Day 1 Task 1: Cluedo
Dr. Black has been murdered. Detective Jill must determine
the murderer, the location, and the weapon. There are six
possible murderers, numbered 1 to 6. There are ten possible
locations, numbered 1 to 10. There are six possible weapons,
numbered 1 to 6.
For illustration only,
we show the names of the possible murderers, locations and weapons.
The names are not required to solve the task.
|
Murderer | Location | Weapon |
|
- Professor Plum
- Miss Scarlet
- Colonel Mustard
- Mrs. White
- Reverend Green
- Mrs. Peacock
|
- Ballroom
- Kitchen
- Conservatory
- Dining Room
- Billiard Room
- Library
- Lounge
- Hall
- Study
- Cellar
|
- Lead pipe
- Dagger
- Candlestick
- Revolver
- Rope
- Spanner
|
Jill repeatedly tries to guess the correct combination
of murderer, location and weapon. Each guess is
called a theory. She asks her assistant Jack
to confirm or to refute each theory in turn.

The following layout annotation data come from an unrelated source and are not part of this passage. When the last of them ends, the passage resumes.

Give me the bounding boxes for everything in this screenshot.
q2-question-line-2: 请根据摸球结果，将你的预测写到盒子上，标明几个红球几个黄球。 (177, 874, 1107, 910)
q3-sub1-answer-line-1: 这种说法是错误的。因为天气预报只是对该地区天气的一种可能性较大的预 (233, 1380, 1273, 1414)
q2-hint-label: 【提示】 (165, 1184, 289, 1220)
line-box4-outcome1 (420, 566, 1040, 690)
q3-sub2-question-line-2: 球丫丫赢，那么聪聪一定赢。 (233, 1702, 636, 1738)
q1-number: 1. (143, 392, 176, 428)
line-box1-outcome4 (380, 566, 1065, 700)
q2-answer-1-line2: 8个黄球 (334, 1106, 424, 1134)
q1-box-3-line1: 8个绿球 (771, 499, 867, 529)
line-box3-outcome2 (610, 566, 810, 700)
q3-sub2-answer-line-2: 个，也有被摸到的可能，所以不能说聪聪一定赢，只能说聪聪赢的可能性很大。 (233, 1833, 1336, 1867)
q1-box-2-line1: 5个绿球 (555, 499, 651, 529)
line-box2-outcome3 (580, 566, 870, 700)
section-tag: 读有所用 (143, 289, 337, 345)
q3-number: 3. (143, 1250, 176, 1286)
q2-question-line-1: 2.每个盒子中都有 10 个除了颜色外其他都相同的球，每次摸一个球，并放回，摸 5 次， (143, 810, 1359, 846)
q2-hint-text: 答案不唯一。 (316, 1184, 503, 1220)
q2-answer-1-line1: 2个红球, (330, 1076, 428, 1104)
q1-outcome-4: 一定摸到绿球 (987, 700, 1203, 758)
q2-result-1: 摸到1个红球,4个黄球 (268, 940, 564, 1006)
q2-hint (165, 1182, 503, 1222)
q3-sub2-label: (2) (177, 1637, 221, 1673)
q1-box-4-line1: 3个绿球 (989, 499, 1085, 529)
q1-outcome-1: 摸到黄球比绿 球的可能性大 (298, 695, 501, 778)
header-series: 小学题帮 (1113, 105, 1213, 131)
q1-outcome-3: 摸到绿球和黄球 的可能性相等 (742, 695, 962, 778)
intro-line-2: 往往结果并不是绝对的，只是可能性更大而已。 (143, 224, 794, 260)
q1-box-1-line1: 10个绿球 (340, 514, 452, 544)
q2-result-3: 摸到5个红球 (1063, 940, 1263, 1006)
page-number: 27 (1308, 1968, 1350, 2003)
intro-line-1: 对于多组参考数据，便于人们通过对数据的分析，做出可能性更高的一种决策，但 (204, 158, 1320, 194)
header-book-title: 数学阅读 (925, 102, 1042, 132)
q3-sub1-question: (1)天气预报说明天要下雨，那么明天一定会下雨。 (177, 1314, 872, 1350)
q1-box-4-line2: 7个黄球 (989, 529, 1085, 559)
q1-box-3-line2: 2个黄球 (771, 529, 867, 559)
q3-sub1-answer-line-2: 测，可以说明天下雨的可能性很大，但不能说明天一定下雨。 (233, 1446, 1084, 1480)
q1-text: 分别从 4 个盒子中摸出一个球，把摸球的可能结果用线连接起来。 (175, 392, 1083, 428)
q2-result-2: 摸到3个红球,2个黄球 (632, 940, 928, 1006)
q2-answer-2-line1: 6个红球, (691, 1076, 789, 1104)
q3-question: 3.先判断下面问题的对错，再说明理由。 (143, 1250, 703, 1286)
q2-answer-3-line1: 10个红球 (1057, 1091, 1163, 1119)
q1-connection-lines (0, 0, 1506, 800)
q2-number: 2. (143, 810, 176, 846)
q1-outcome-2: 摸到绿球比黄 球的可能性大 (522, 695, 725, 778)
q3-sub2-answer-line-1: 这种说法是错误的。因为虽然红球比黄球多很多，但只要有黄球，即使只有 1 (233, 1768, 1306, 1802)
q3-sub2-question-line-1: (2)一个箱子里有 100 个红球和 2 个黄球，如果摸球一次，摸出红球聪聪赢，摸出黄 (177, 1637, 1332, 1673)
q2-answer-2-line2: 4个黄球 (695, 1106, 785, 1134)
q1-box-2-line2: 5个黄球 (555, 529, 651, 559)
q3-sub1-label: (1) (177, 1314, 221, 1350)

When Jack confirms a theory, Jill is done. When
Jack refutes a theory, he reports to Jill that one
of the murderer, location or weapon is wrong.
You are to implement the procedure Solve that
plays Jill's role. The grader will call Solve many
times, each time with a new case to be solved.
Solve must repeatedly call Theory(M,L,W), which
is implemented by the grader. M, L and W are numbers
denoting a particular combination of murderer, location
and weapon. Theory(M,L,W) returns 0 if the
theory is correct. If the theory is wrong, a value
of 1, 2 or 3 is returned. 1 indicates that the murderer
is wrong; 2 indicates that the location is wrong;
3 indicates that the weapon is wrong. If more than
one is wrong, Jack picks one arbitrarily between the wrong ones (not necessarily in a deterministic way). When
Theory(M,L,W) returns 0, Solve should return.
Example
As example, assume that Miss Scarlet committed the murder (Murderer 2)
in the conservatory (Location 3) using a revolver (Weapon 4).
When procedure Solve makes the following calls to function Theory,
the results in the second column could be returned.
Call | Returned value | Explanation
|
---|
Theory(1, 1, 1) | 1, or 2, or 3 | All three are wrong
|
Theory(3, 3, 3) | 1, or 3 | Only the location is correct
|
Theory(5, 3, 4) | 1 | Only the murderer is wrong
|
Theory(2, 3, 4) | 0 | All are correct
|
Subtask 1 [50 points]
Each test run may call Solve up to 100 times. Each call might correspond to a different combination
of murderer, location and weapon as the answer.
Each time Solve is called, it must find the correct theory
with no more than 360 calls to Theory(M,L,W). Be sure to
initialize any variables used by Solve every time it is called.
Subtask 2 [50 points]
Each test run may call Solve up to 100 times.
Each time Solve is called, it must find the correct theory with
no more than 20 calls to Theory(M,L,W). Be sure to
initialize any variables used by Solve every time it is called.
Implementation Details
- Use the RunC programming and test environment
- Implementation folder: /home/ioi2010-contestant/cluedo/ (prototype: cluedo.zip)
- To be implemented by contestant: cluedo.c or cluedo.cpp or cluedo.pas
- Contestant interface: cluedo.h or cluedo.pas
- Grader interface: grader.h or graderlib.pas
- Sample grader: grader.c or grader.cpp or grader.pas and graderlib.pas
- Sample grader input: grader.in.1.
Note: Each line of input contains three numbers denoting
the murderer, the location and the weapon.
- Expected output for sample grader input: if Solve correctly solves
all cases, the output file will contain OK t where t is the maximum number of calls to Theory used for any case.
- Compile and run (command line): runc grader.c or runc grader.cpp or runc grader.pas
- Compile and run (gedit plugin): Control-R, while editing any implementation file.
- Submit (command line): submit grader.c or submit grader.cpp or submit grader.pas
- Submit (gedit plugin): Control-J, while editing any implementation or grader file.